What if assumptions and stereotypes are written about me because of which boxes you have placed me in. What if your aspirations for me are not aspirational enough? What if I have equality in your system but no equity?

And what if I go through life either not meeting anyone who I can identify with or who can be my role model? How does that impact how I see myself and the wider world? What if I cannot succeed in a system that doesn’t see me?

A person’s sense of belonging from childhood underpins the entirety of their journey. Belonging relies on being seen and heard, having appropriate representation and being encouraged to be your authentic self without fear of judgment. 
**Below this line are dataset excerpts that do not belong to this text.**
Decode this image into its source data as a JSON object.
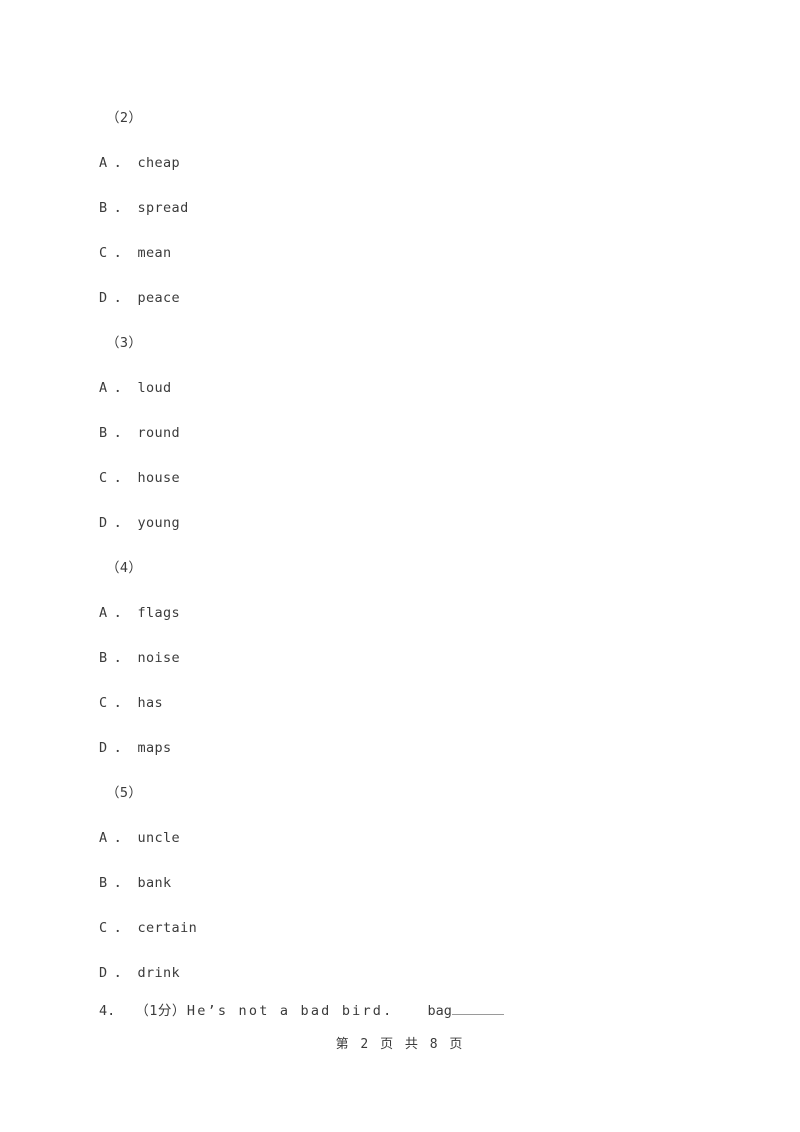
{
  "document": {
    "type": "exam-paper",
    "text_color": "#3b3b3b",
    "background_color": "#ffffff",
    "rule_color": "#9a9a9a"
  },
  "question_groups": [
    {
      "label": "（2）",
      "options": [
        {
          "letter": "A",
          "dot": "．",
          "text": "cheap"
        },
        {
          "letter": "B",
          "dot": "．",
          "text": "spread"
        },
        {
          "letter": "C",
          "dot": "．",
          "text": "mean"
        },
        {
          "letter": "D",
          "dot": "．",
          "text": "peace"
        }
      ]
    },
    {
      "label": "（3）",
      "options": [
        {
          "letter": "A",
          "dot": "．",
          "text": "loud"
        },
        {
          "letter": "B",
          "dot": "．",
          "text": "round"
        },
        {
          "letter": "C",
          "dot": "．",
          "text": "house"
        },
        {
          "letter": "D",
          "dot": "．",
          "text": "young"
        }
      ]
    },
    {
      "label": "（4）",
      "options": [
        {
          "letter": "A",
          "dot": "．",
          "text": "flags"
        },
        {
          "letter": "B",
          "dot": "．",
          "text": "noise"
        },
        {
          "letter": "C",
          "dot": "．",
          "text": "has"
        },
        {
          "letter": "D",
          "dot": "．",
          "text": "maps"
        }
      ]
    },
    {
      "label": "（5）",
      "options": [
        {
          "letter": "A",
          "dot": "．",
          "text": "uncle"
        },
        {
          "letter": "B",
          "dot": "．",
          "text": "bank"
        },
        {
          "letter": "C",
          "dot": "．",
          "text": "certain"
        },
        {
          "letter": "D",
          "dot": "．",
          "text": "drink"
        }
      ]
    }
  ],
  "question_4": {
    "number": "4.",
    "score": "（1分）",
    "stem": "He’s not a bad bird.",
    "answer_word": "bag",
    "blank": ""
  },
  "footer": {
    "text": "第 2 页 共 8 页"
  }
}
Belonging is not trying to fit within a cohort or box, it is not having to develop resilience or grit to work twice as hard as everyone around you. Belonging is not having to work around a lack of resources or support. Belonging is not denying parts of yourself; becoming self-deprecating, being useful, funny or stepping into another role when you walk into the classroom. Belonging isn’t having to hide or opposingly, becoming the stereotype that people characterise you as because that has been the role that has been confirmed for you by their lived experiences or biases.
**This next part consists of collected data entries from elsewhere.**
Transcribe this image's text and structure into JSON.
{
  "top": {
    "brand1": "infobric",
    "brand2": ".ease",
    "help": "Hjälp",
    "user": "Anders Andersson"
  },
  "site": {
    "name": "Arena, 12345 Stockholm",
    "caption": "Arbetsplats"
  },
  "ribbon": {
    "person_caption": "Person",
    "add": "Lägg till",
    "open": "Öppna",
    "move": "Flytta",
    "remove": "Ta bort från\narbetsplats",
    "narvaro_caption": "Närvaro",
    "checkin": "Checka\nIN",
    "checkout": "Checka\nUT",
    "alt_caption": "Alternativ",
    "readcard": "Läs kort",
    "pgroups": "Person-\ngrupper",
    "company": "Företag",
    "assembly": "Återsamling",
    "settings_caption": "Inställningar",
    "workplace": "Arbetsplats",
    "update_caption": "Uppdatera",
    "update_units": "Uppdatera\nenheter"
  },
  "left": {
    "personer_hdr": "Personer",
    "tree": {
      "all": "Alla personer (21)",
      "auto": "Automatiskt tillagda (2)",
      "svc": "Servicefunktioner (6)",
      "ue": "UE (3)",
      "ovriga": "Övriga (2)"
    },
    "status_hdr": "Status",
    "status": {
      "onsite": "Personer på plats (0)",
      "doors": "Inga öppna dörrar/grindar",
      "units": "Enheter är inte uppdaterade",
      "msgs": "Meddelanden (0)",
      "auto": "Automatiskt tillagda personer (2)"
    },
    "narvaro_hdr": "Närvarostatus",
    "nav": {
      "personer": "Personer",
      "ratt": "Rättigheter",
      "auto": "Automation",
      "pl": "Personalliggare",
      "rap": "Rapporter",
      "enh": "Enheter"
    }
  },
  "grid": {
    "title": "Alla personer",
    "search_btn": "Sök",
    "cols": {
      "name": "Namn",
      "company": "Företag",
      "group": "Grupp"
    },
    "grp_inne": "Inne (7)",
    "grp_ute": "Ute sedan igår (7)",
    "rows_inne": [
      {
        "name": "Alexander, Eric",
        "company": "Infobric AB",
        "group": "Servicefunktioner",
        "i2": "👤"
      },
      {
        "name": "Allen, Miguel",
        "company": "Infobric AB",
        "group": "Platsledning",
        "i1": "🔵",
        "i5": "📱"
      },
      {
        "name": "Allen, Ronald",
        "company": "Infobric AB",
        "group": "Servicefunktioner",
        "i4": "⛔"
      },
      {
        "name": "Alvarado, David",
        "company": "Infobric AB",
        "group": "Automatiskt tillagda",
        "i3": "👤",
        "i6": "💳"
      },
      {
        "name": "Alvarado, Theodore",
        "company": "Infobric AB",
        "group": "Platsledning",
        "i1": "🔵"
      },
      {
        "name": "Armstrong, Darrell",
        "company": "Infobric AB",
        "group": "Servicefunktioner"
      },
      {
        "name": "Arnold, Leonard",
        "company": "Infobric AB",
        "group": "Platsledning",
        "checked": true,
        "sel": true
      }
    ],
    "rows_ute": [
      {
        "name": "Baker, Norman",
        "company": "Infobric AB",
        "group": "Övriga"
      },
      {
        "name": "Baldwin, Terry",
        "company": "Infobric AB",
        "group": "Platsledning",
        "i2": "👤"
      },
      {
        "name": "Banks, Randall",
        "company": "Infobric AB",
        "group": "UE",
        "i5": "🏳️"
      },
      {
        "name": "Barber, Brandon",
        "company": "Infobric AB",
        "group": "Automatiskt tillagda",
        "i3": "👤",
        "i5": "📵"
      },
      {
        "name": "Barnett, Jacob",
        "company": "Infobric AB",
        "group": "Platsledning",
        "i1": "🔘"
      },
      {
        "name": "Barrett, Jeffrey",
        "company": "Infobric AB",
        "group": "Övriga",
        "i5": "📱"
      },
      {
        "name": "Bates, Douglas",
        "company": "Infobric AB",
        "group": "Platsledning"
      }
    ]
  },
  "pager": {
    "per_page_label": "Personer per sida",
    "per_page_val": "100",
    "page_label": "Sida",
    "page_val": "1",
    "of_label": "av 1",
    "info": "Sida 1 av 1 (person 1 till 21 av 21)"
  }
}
I wasn’t ever going to be able to write about this topic using quantitative data. I believe that the quantitative data that is used in education to categorise children is fundamentally part of the problem. My research was qualitative because children aren’t statistics, they shouldn’t be defined by the percentage of A*-C, Midys, ALIS, Progress 8, Polar 4 quintile, or their ACES scores. The grade written on a JCQ printout on Results’ Day should include a narrative of each child’s individuality and not a sanitised numeric score. 

My data is qualitative….

It’s the story of Jacob, the only boy of a White and Black Caribbean background, growing up in a majority white town, in a majority white school in a white household. Jacob who was constantly in trouble because he wanted to wear his hair natural and who could never walk through the corridors without someone wanting to touch his hair. Jacob who tried to fit the narrative that people gave him and was constantly breaking school rules. Jacob, who didn’t feel a sense of belonging and although he was one of the brightest students I have ever met, people’s aspirations of him were not high enough.

It’s the story of Katerina, the only English Traveller girl in a leafy-lane, middle class school. Katerina, whose parents didn’t have GCSEs, Katerina who was often kept off school to look after younger children. Katerina was discouraged from revising and was torn between embracing the cultural expectations of her and wanting desperately to be the first person in her family to achieve GCSEs. Katerina, who would often misbehave towards the end of the week to land herself in detention which would enable her to revise. Katerina who spoke with an accent and dialect that was unique to her culture but who was constantly corrected at school.

There is no easy fix for this issue. It requires teachers to be self-reflective practitioners, to challenge assumptions, to think beyond the framework that Ofsted, ISI and national league tables provide. It requires us to be vulnerable, to be still and listen, to acknowledge that we are the sum total of our experiences and that we are not the oracles just because we are the ones standing at the front of the class. It requires empathy, allyship and advocacy, to not accept the status quo and to acknowledge our own and others’ privilege.

In the spirit of vulnerability, I am a woman who struggles with boxes. There is no box to put me in and I am keenly aware that on the whole, my intersections are fairly normative. And so, I challenge you to share yourself, to encourage, to correct with empathy, to challenge misconceptions and accept how people individually define themselves, even if it doesn’t fit into a neat set of boxes or it challenges your experience, your perception or the norms of your organisation or society. Once upon a time, every adult was a child, a child whose sense of belonging, underpins the entirety of their journey, a child, and this journey starts in school, where every child should matter.